Gold, Michelle Malkin! Nice job of whipping your readers into a righteous frenzy Michelle! It’s a pity that they’re threatening a nine-year-old boy’s teacher over facts you couldn’t possibly have confused accidentally but likely twisted them on
purpose! This isn’t a story about bad old schools keeping student’s beliefs out of their artwork, or the celebration of religious holidays. This is about a boy whom anyone can see needs to be in the closest psychiatrist’s office! Readers, you won’t believe this video, it is…so very Malkin! If she wants immorality, she need only look in the mirror. She has twisted the facts to suit an urge to tilt at windmills. Lacking one, she made one out of whole cloth, and the boy, who is obviously crying out for help, will be the one to suffer if someone
doesn’t step in and shut Malkin out and up.
Silver: Sean Hannity is beyond outraged! No, it’s not world hunger, climate change, lack of housing or health care, or the threat if nuclear holocaust. Shhhhh…..it’s a secret. There is a dictator in North Korea. He has a pen pal in the White House! Hannity believes this is a new and unprecedented communication between a United States President and North Korea’s wacky "Dear Leader" the dictator Kim Jong Il . This isn’t a first, Seanity has a surprise coming.

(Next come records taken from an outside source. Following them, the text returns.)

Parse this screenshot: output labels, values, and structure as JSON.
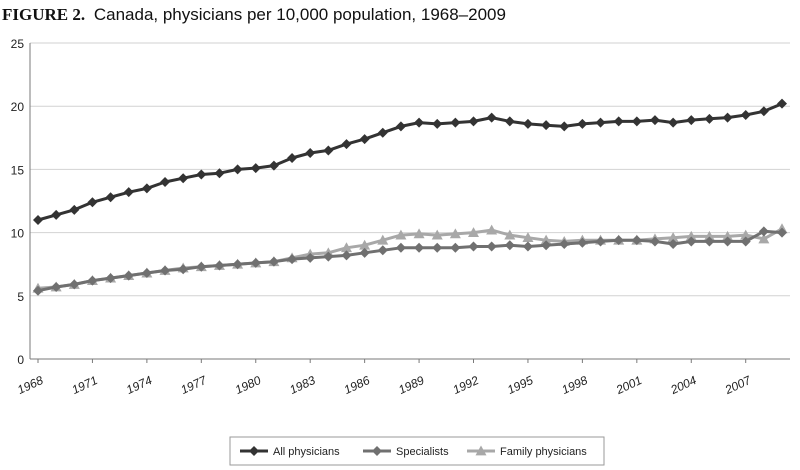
{
  "chart_data": {
    "type": "line",
    "title_label": "FIGURE 2.",
    "title": "Canada, physicians per 10,000 population, 1968–2009",
    "xlabel": "",
    "ylabel": "",
    "ylim": [
      0,
      25
    ],
    "yticks": [
      0,
      5,
      10,
      15,
      20,
      25
    ],
    "grid": true,
    "legend_position": "bottom-center",
    "x_tick_labels": [
      "1968",
      "1971",
      "1974",
      "1977",
      "1980",
      "1983",
      "1986",
      "1989",
      "1992",
      "1995",
      "1998",
      "2001",
      "2004",
      "2007"
    ],
    "x": [
      1968,
      1969,
      1970,
      1971,
      1972,
      1973,
      1974,
      1975,
      1976,
      1977,
      1978,
      1979,
      1980,
      1981,
      1982,
      1983,
      1984,
      1985,
      1986,
      1987,
      1988,
      1989,
      1990,
      1991,
      1992,
      1993,
      1994,
      1995,
      1996,
      1997,
      1998,
      1999,
      2000,
      2001,
      2002,
      2003,
      2004,
      2005,
      2006,
      2007,
      2008,
      2009
    ],
    "series": [
      {
        "name": "All physicians",
        "color": "#333333",
        "marker": "diamond",
        "values": [
          11.0,
          11.4,
          11.8,
          12.4,
          12.8,
          13.2,
          13.5,
          14.0,
          14.3,
          14.6,
          14.7,
          15.0,
          15.1,
          15.3,
          15.9,
          16.3,
          16.5,
          17.0,
          17.4,
          17.9,
          18.4,
          18.7,
          18.6,
          18.7,
          18.8,
          19.1,
          18.8,
          18.6,
          18.5,
          18.4,
          18.6,
          18.7,
          18.8,
          18.8,
          18.9,
          18.7,
          18.9,
          19.0,
          19.1,
          19.3,
          19.6,
          20.2
        ]
      },
      {
        "name": "Specialists",
        "color": "#707070",
        "marker": "diamond",
        "values": [
          5.4,
          5.7,
          5.9,
          6.2,
          6.4,
          6.6,
          6.8,
          7.0,
          7.1,
          7.3,
          7.4,
          7.5,
          7.6,
          7.7,
          7.9,
          8.0,
          8.1,
          8.2,
          8.4,
          8.6,
          8.8,
          8.8,
          8.8,
          8.8,
          8.9,
          8.9,
          9.0,
          8.9,
          9.0,
          9.1,
          9.2,
          9.3,
          9.4,
          9.4,
          9.3,
          9.1,
          9.3,
          9.3,
          9.3,
          9.3,
          10.1,
          10.0
        ]
      },
      {
        "name": "Family physicians",
        "color": "#a8a8a8",
        "marker": "triangle",
        "values": [
          5.6,
          5.7,
          5.9,
          6.2,
          6.4,
          6.6,
          6.8,
          7.0,
          7.2,
          7.3,
          7.4,
          7.5,
          7.6,
          7.7,
          8.0,
          8.3,
          8.4,
          8.8,
          9.0,
          9.4,
          9.8,
          9.9,
          9.8,
          9.9,
          10.0,
          10.2,
          9.8,
          9.6,
          9.4,
          9.3,
          9.4,
          9.4,
          9.4,
          9.4,
          9.5,
          9.6,
          9.7,
          9.7,
          9.7,
          9.8,
          9.5,
          10.3
        ]
      }
    ]
  }
}
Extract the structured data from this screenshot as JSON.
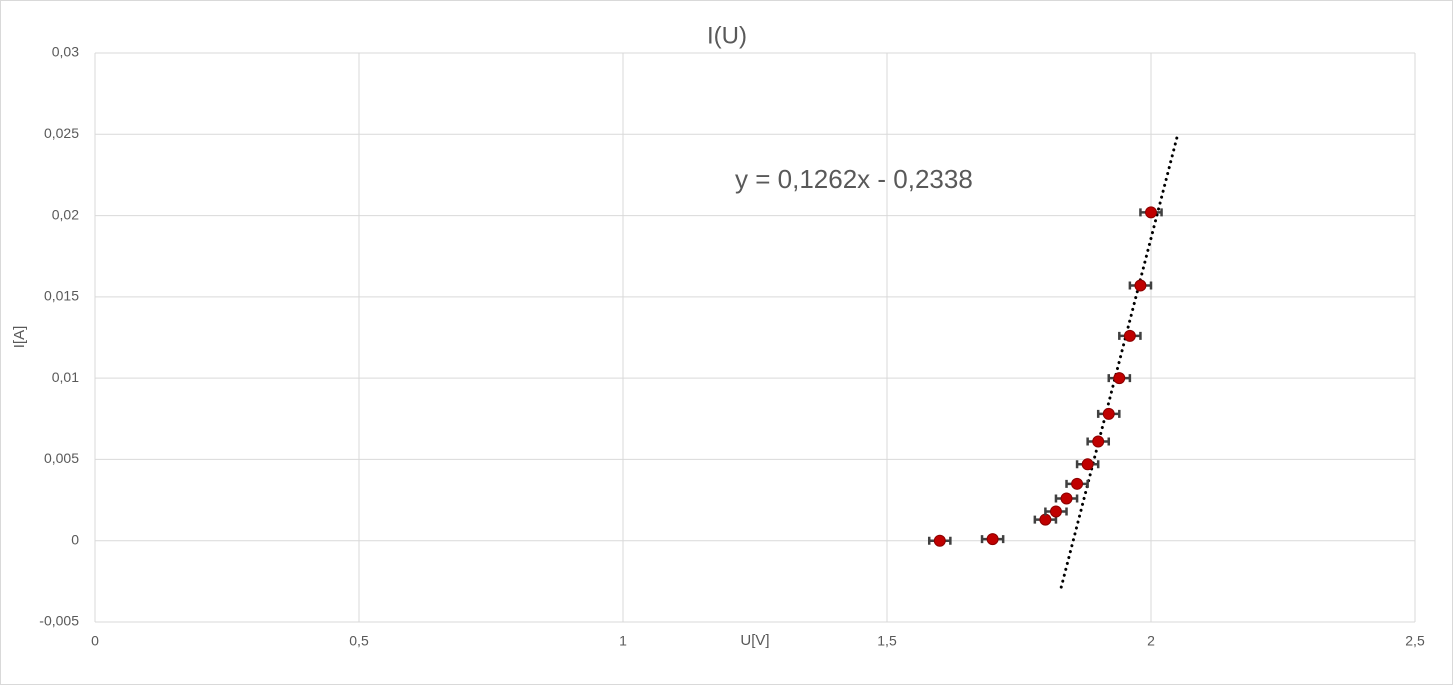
{
  "chart_data": {
    "type": "scatter",
    "title": "I(U)",
    "x_label": "U[V]",
    "y_label": "I[A]",
    "x": [
      1.6,
      1.7,
      1.8,
      1.82,
      1.84,
      1.86,
      1.88,
      1.9,
      1.92,
      1.94,
      1.96,
      1.98,
      2.0
    ],
    "values": [
      0,
      0.0001,
      0.0013,
      0.0018,
      0.0026,
      0.0035,
      0.0047,
      0.0061,
      0.0078,
      0.01,
      0.0126,
      0.0157,
      0.0202
    ],
    "x_error": 0.02,
    "color": "#c00000",
    "error_color": "#404040",
    "trendline": {
      "label": "y = 0,1262x - 0,2338",
      "slope": 0.1262,
      "intercept": -0.2338,
      "x_range": [
        1.83,
        2.05
      ],
      "color": "#000000"
    },
    "xlim": [
      0,
      2.5
    ],
    "xticks": [
      0,
      {
        "value": 0.5,
        "label": "0,5"
      },
      1,
      {
        "value": 1.5,
        "label": "1,5"
      },
      2,
      {
        "value": 2.5,
        "label": "2,5"
      }
    ],
    "ylim": [
      -0.005,
      0.03
    ],
    "yticks": [
      {
        "value": -0.005,
        "label": "-0,005"
      },
      0,
      {
        "value": 0.005,
        "label": "0,005"
      },
      {
        "value": 0.01,
        "label": "0,01"
      },
      {
        "value": 0.015,
        "label": "0,015"
      },
      {
        "value": 0.02,
        "label": "0,02"
      },
      {
        "value": 0.025,
        "label": "0,025"
      },
      {
        "value": 0.03,
        "label": "0,03"
      }
    ],
    "grid": true
  }
}
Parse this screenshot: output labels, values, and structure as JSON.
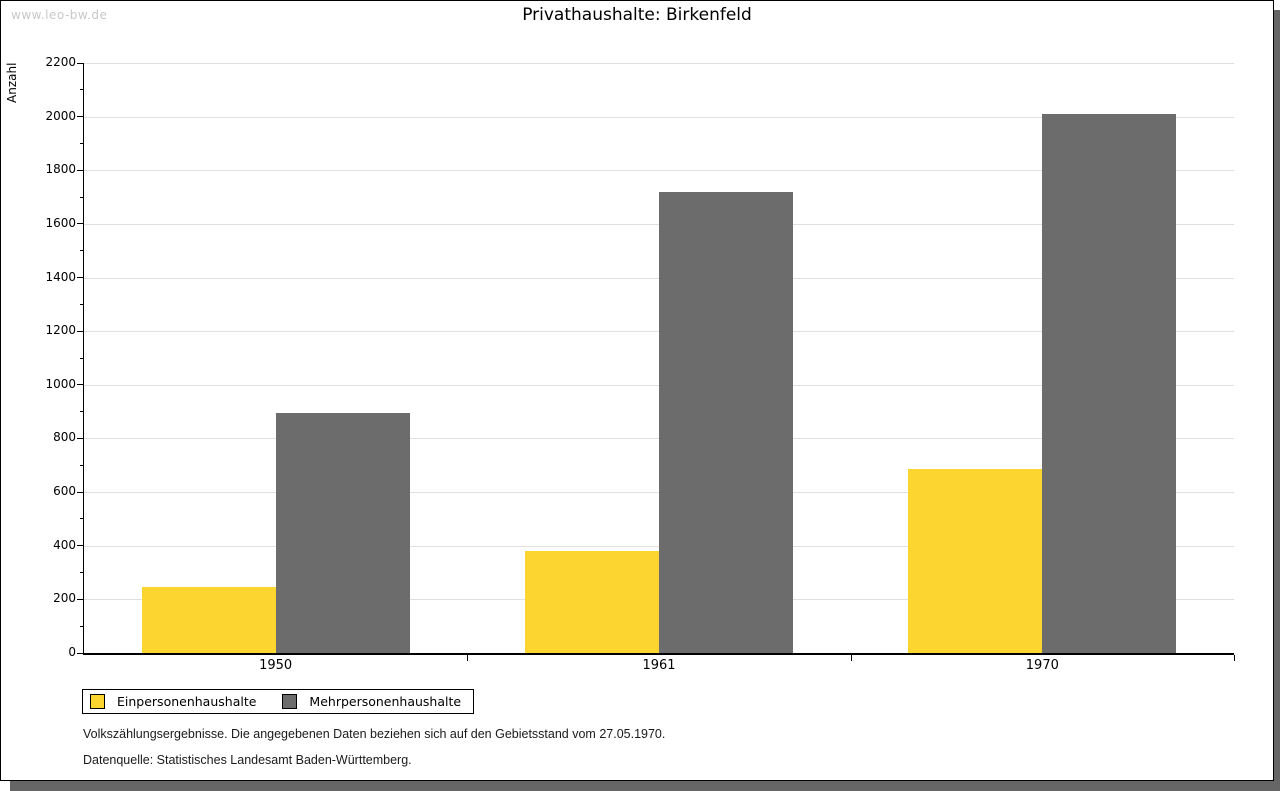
{
  "watermark": "www.leo-bw.de",
  "title": "Privathaushalte: Birkenfeld",
  "chart_data": {
    "type": "bar",
    "title": "Privathaushalte: Birkenfeld",
    "categories": [
      "1950",
      "1961",
      "1970"
    ],
    "series": [
      {
        "name": "Einpersonenhaushalte",
        "color": "#FCD530",
        "values": [
          245,
          380,
          685
        ]
      },
      {
        "name": "Mehrpersonenhaushalte",
        "color": "#6C6C6C",
        "values": [
          895,
          1720,
          2010
        ]
      }
    ],
    "xlabel": "",
    "ylabel": "Anzahl",
    "ylim": [
      0,
      2200
    ],
    "yticks": [
      0,
      200,
      400,
      600,
      800,
      1000,
      1200,
      1400,
      1600,
      1800,
      2000,
      2200
    ],
    "yminor_step": 100,
    "grid": true,
    "gridline_color": "#e0e0e0",
    "legend_position": "bottom-left"
  },
  "footnotes": {
    "line1": "Volkszählungsergebnisse. Die angegebenen Daten beziehen sich auf den Gebietsstand vom 27.05.1970.",
    "line2": "Datenquelle: Statistisches Landesamt Baden-Württemberg."
  },
  "frame": {
    "shadow_color": "#666666",
    "border_color": "#000000",
    "background": "#ffffff"
  }
}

Those who feel the United States should not speak to or recognize troublesome smaller countries obviously do not believe in the old saying "Keep your friends close, your enemies closer."
Bronze :Rush "Bling Bling" Limbaugh. Let’s sit a spell on the porch rocking gently back and forth as we talk about times gone by. Uncle Rush is in a mood to reminisce. Why shucks, he wistfully recalls Reaganomics. He longed for the time.
when our economy was handed from President Clinton in the black ink, and started the big nose dive into the very red oceans of ink as the good ol’ days, eight years full of prosperity and profit! When I gently tried to question him, he
shouted something like "Why do you have a seething hate for profits!" We live in different worlds Uncle Fudd and me.